It was the month of March. I had gone to see the school musical, and he came and found me. It wasn't anything out of the ordinary. But, my friend Ella was with us, and she said those dreaded words- "You guys are so cute! You should date." It was pretty awkward. Shane and I looked at each other for a good two minutes, silently studying each other. We never spoke of that incident. We stayed friends. Summer passed; we didn't see each other in person, just over text and phone calls. He said how excited he was for school so he could see me again. And that's when the unexpected happened. I fell for Shane Grey. And that is where the real story begins.

So school started in August. I was now a sophomore; he was a junior. We were in the same places at the same time, so I saw a lot of him. He came back four inches taller, with a deeper voice and great hair. He was attractive. **So** attractive. I pushed my more-than-friends feelings aside and talked to him. We were always together. I'm talking every passing period we were in the halls talking. But something changed over the summer. Shane wasn't acting like last year's Shane; he was acting like my boyfriend. Soon enough, everyone thought we were a couple. I thought we were a couple. I fell for him, and I fell hard. He liked me too. It was unspoken, but it was true. Everyone knew. Our relationship was your standard high school relationship. Walking together in the halls, him opening doors for me and telling me I looked pretty. Actually, he would say I looked "disgusting." That was our code for good. As the weeks went by, we got more serious. He'd hug me whenever he'd see me. He'd help carry my stuff. He'd sit with me at lunch; most of the time we'd share a chair. He made me stuff and wrote me notes. He spent all of his spare time at school with me. And when we weren't together, we were texting each other. By the end of September, we were inseparable. We even had a song. He told me music to listen to, and I did. I remember one day we were walking down the hall together and he brought it up. The incident went a bit like this.

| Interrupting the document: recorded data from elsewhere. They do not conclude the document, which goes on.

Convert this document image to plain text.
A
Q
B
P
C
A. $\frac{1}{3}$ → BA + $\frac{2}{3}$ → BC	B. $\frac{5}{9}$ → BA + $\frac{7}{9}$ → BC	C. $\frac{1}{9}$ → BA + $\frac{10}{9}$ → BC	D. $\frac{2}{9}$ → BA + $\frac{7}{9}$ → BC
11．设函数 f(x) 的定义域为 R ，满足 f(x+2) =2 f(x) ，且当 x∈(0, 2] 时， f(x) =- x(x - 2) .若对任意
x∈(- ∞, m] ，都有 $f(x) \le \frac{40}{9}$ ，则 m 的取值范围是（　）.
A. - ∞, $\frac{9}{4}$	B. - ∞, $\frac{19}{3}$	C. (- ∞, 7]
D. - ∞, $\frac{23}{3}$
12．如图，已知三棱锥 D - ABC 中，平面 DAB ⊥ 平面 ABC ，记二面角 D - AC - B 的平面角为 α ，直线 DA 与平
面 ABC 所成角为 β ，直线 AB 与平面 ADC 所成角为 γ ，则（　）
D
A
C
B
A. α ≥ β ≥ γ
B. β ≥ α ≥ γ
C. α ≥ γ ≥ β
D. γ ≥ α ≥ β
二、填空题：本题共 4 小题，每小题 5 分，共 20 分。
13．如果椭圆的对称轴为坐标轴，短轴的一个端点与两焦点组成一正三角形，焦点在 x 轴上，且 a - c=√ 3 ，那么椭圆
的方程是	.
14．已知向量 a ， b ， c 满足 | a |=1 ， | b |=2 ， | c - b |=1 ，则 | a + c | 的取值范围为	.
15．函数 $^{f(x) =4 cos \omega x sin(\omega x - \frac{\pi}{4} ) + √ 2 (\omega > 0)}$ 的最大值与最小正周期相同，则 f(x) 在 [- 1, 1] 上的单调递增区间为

"_Hey, you're humming You and Me," he stated._

"_Yep! I love it. It's amazing," I replied._

"_Yeah it's relatable, right?" he asked, looking straight in my eyes. "Yes, it really is," I said, looking straight back into his. "It's gonna be our song," he said, a smile forming on his lips. I smiled back. "Oh really?" I said flirtatiously. He chuckled. "Yes Mitch. It's our song." He put his arm around my shoulder for a second, and we kept walking._

Our relationship was amazing. He knew me better than anyone else. He knew what to say to make me happy, and how to cheer me up. But then November hit. We had a fight; it was a huge one.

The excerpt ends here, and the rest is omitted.